Why Your Customers Fixate on Price—and What You Can Do About It

For CEOs and marketing leaders at small to mid-sized B2B companies, few challenges are more frustrating than hearing from a potential customer, “It’s just too expensive.” Especially when your solution is more advanced, more thoughtful, and delivers better long-term outcomes than lower-priced competitors.

In today’s saturated markets, price fixation isn’t just common—it’s a symptom of a deeper issue. According to marketing scholars Marco Bertini and Luc Wathieu, many customers operate in a “commoditized” state of mind. They assume the options in the market are all interchangeable, innovations are negligible, and the fastest way to a decision is to pick the option that is cheapest or closest to the cheapest.

But there’s good news. You can use pricing—yes, pricing itself—to re-engage customers and steer the conversation away from cost and toward value. Here are three practical pricing strategies, drawn from Bertini and Wathieu’s research, that your team can consider today.

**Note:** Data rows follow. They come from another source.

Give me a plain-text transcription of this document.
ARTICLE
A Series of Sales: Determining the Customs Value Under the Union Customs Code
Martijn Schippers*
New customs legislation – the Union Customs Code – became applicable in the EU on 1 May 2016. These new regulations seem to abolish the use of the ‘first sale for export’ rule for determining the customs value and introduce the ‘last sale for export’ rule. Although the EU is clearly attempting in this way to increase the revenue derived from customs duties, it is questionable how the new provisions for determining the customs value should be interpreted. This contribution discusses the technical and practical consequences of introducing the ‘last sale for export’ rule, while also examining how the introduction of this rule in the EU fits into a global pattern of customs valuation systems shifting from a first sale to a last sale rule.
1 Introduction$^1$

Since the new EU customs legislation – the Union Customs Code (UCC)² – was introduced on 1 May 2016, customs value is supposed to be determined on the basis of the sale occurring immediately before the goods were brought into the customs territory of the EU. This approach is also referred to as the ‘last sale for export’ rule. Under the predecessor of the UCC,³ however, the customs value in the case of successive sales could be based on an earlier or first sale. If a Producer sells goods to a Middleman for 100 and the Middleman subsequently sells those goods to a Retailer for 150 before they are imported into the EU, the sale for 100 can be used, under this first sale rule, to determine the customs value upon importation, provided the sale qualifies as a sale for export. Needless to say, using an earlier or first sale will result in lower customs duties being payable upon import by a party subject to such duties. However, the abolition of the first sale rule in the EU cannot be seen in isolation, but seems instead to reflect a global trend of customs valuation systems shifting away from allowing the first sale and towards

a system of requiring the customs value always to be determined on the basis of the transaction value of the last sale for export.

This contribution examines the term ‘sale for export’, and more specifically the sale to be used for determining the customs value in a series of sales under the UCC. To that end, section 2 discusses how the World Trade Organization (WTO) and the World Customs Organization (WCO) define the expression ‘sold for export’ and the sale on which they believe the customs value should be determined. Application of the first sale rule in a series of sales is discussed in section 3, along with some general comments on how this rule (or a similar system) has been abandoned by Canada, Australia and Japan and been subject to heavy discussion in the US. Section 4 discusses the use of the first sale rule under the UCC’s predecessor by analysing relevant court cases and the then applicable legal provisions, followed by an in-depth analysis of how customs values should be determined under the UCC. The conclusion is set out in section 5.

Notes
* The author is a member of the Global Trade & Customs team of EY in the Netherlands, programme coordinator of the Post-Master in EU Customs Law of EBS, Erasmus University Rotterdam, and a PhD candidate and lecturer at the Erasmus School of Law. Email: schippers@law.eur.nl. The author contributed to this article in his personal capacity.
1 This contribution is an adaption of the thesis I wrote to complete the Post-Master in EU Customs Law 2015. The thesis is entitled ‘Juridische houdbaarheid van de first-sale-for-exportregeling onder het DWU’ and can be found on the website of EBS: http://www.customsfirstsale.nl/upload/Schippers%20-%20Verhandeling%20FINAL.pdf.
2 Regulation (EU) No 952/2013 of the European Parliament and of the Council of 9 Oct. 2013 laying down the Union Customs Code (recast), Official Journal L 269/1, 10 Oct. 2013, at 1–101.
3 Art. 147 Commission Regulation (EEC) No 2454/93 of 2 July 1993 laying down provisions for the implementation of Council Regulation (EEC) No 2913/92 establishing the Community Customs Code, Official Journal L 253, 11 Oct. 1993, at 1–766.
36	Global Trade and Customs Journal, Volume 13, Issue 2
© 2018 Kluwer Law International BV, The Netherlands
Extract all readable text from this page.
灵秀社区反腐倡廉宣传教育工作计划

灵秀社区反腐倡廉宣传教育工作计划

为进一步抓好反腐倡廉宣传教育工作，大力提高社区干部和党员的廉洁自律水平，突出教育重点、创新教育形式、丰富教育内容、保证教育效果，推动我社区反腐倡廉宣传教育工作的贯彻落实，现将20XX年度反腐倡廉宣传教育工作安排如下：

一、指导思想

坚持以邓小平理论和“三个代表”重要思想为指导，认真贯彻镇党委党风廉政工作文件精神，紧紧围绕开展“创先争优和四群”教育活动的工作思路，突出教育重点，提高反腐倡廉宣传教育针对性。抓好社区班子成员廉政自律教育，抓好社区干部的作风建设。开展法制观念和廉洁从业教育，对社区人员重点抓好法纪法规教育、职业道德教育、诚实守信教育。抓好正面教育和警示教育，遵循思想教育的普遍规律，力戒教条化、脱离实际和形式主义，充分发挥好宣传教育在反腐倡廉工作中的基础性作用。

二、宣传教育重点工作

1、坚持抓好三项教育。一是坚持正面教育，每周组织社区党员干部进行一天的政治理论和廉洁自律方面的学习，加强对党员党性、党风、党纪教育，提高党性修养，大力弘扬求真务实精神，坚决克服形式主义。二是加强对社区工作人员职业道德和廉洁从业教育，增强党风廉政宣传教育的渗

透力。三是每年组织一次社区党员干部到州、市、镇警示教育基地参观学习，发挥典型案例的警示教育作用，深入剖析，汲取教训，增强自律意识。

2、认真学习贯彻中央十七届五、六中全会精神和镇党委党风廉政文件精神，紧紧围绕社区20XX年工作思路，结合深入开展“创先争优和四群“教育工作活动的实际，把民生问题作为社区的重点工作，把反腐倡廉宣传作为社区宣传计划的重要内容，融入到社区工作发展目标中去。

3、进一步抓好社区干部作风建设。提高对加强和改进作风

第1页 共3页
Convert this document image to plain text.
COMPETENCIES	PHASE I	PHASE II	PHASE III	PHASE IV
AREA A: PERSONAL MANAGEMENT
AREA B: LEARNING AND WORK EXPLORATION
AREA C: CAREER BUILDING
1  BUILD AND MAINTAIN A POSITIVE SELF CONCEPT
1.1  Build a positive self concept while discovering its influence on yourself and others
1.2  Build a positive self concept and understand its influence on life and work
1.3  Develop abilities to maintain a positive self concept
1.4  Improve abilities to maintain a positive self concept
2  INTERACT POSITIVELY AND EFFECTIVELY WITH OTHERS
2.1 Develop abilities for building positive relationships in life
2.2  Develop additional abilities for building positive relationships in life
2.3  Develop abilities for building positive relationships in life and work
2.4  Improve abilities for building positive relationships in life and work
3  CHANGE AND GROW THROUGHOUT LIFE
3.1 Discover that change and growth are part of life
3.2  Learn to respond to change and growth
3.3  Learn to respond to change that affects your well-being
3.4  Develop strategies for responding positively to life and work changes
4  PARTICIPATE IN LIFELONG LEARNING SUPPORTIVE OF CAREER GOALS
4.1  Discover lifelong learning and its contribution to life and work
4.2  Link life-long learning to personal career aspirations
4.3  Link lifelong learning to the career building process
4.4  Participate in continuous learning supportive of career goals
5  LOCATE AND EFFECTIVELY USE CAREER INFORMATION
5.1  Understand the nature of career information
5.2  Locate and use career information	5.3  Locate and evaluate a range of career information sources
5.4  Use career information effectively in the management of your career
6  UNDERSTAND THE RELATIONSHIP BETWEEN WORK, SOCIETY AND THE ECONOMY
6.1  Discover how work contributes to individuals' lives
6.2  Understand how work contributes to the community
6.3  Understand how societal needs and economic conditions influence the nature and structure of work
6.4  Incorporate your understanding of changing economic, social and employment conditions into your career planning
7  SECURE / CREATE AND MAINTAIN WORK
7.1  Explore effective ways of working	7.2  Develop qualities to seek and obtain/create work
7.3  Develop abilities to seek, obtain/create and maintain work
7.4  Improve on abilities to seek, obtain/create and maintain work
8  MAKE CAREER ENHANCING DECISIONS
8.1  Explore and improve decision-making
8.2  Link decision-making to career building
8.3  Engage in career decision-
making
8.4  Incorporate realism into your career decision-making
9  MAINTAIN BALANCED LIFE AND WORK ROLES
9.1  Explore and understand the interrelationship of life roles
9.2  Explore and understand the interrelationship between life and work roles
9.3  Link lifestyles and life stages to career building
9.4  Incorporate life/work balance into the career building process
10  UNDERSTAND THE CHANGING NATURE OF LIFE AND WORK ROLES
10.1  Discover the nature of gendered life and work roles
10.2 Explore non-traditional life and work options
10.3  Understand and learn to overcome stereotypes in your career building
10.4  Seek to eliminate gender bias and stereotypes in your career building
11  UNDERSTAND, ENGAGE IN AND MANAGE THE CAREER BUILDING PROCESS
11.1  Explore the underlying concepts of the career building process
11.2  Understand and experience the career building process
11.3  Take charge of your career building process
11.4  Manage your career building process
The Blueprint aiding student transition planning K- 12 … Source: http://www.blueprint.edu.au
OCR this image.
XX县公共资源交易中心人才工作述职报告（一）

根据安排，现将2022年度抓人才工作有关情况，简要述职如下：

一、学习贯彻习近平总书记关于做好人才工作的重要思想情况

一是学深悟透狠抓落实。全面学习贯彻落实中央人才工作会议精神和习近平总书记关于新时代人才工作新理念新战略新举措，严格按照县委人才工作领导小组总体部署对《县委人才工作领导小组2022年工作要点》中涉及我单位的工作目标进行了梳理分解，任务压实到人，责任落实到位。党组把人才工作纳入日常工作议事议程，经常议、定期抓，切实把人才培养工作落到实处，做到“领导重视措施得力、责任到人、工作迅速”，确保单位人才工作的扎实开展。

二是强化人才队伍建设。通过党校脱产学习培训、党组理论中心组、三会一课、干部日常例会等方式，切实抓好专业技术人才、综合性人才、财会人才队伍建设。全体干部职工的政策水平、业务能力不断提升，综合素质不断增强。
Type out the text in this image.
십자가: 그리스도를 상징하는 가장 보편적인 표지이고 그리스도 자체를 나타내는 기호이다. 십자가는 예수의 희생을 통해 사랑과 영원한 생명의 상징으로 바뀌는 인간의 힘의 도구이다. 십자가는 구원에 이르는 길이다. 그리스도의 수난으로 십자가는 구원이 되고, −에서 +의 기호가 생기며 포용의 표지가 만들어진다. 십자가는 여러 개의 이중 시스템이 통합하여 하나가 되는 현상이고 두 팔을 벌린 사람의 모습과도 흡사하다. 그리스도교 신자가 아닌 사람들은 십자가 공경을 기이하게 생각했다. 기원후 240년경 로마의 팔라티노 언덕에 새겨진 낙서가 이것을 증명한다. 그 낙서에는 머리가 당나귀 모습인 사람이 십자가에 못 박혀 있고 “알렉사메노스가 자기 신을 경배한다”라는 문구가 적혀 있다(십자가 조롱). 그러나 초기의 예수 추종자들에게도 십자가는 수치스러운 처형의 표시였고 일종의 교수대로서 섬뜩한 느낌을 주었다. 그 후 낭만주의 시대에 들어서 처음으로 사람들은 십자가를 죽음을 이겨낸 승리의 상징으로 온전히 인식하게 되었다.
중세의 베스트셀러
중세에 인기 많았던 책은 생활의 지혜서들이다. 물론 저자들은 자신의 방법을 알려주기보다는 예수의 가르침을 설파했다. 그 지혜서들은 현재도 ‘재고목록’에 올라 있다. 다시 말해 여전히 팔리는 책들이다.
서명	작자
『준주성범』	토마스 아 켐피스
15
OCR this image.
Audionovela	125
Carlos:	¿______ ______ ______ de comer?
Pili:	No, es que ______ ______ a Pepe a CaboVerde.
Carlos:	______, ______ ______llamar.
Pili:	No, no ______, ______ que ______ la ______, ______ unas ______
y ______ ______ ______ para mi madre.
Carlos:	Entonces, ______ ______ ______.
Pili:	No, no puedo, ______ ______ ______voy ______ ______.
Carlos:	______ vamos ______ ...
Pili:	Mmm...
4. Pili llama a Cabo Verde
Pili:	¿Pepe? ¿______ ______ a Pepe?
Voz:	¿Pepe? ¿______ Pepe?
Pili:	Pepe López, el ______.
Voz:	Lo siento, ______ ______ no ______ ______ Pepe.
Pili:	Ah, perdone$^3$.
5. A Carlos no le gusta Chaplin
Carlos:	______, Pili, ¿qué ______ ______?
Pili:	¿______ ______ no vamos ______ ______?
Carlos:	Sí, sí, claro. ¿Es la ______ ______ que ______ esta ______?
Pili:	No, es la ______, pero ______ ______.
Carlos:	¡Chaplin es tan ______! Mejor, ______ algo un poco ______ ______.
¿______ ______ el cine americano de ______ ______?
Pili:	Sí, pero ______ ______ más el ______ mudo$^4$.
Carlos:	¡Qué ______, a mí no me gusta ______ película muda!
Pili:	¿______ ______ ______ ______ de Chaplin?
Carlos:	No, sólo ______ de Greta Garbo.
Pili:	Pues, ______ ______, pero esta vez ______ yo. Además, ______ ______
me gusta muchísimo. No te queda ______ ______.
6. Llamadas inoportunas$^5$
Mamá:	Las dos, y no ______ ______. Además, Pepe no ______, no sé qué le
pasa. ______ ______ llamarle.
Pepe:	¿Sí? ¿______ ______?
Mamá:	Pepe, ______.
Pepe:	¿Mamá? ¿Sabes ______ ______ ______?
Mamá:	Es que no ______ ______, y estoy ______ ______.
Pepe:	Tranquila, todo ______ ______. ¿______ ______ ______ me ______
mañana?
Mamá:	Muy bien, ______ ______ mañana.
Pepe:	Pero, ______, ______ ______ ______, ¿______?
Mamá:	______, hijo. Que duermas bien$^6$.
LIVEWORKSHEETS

1. Align Pricing Structure with Customer Value

Too often, pricing is treated as a tactical lever rather than a strategic tool. Today, many B2B companies still price based on a cost-plus model, unintentionally training customers to shop on price. A better approach? Price based on the value your offering delivers.

This is especially true for innovation, which often lives in the details—enhanced reliability, smarter data analytics, flexible integrations, longer lifespans. The problem? Those details get lost when your pricing looks the same as everyone else's in your category.

That’s why restructuring your pricing—how you charge, not just how much—can be a powerful way to underscore innovation. One standout example is Goodyear, which once struggled to command premiums for their innovation in creating a longer-lasting tire. Customers, unfamiliar with how to value engineering advancements, defaulted to price comparisons. So Goodyear changed their price structure: instead of pricing by model, they priced by expected mileage. Suddenly, the innovation became more visible and relevant—miles meant value.

For B2B companies launching new solutions, consider this: if your innovation leads to more efficiency, lower downtime, or reduced risk for your customer, can you reframe pricing around those benefits?

The key is to use pricing to anchor your value story in something the customer feels, measures, or directly benefits from. This takes your offering out of commodity territory and places it squarely in the value conversation.

2. Partition Your Pricing to Spotlight Value

Bundling is convenient—but it’s also dangerous if it buries your differentiators. When buyers see a single lump sum, they can often skip past evaluating the full value they’re receiving. Partitioned pricing, however, can spark greater attention from customers and drive deeper evaluation of your offering.

For B2B companies, unbundling line items like onboarding support, advanced analytics tools, or API access can help clients understand the full scope of what they’re getting—and why it’s worth more.

This tactic becomes especially relevant when introducing innovation:

  • If you’ve added a powerful new analytics dashboard to your existing platform, break it out in pricing—even if you still bundle it in total.

  • If a support model now includes AI-assisted self-service and 24/7 live expert guidance, consider showing both components in a tiered breakdown.

The goal isn’t to nickel-and-dime clients—it’s to slow down their decision-making process just enough for them to register your innovation. In fact, research shows that people are more likely to value features when they’re called out explicitly in price, even if they’re not optional.

When done well, price partitioning shifts attention from the total cost to the value of each component. Just be transparent—hidden or mandatory fees can backfire and damage trust.

3. Use Flat Pricing to Shift Focus from Cost to Fit

When buyers are offered multiple variations of a product or service—especially in a complex B2B environment—they typically use price as a shortcut. A tiered price list tells customers that more features equals more money. And unless they’re fully engaged, they tend to default to minimizing spend.

But what happens when the options are priced the same?

Surprisingly, it forces buyers to focus on what best fits their needs instead of what’s the cheapest. A classic example is Apple’s flat pricing on iTunes ($0.99 for all songs), which helped users focus on their content preference versus the pricing mechanics—ultimately leading to higher engagement and purchase volume.

In B2B, this principle can support innovation adoption:

  • When rolling out a new service tier, consider launching it at the same price as existing tiers for a limited time. This invites comparison on merit, not cost.

  • Offer multiple configuration paths for implementation or support at a single flat rate to keep buyers focused on fit.

Uniform pricing is especially useful during early-stage innovation rollouts when you want to maximize exposure and learning over maximizing short-term margin. It positions your offering as thoughtful, fair, and customer-centric—all while encouraging a deeper value conversation.

Stop the Race to the Bottom

Discounts and promotions are tempting ways to win business. But as research shows, they reinforce price sensitivity and commoditize your offer even further. If your customers are fixated on price, the worst thing you can do is fuel that focus.

Instead, flip the script. Use pricing strategically to reengage buyers, highlight your strengths, and reframe the conversation around value—not cost.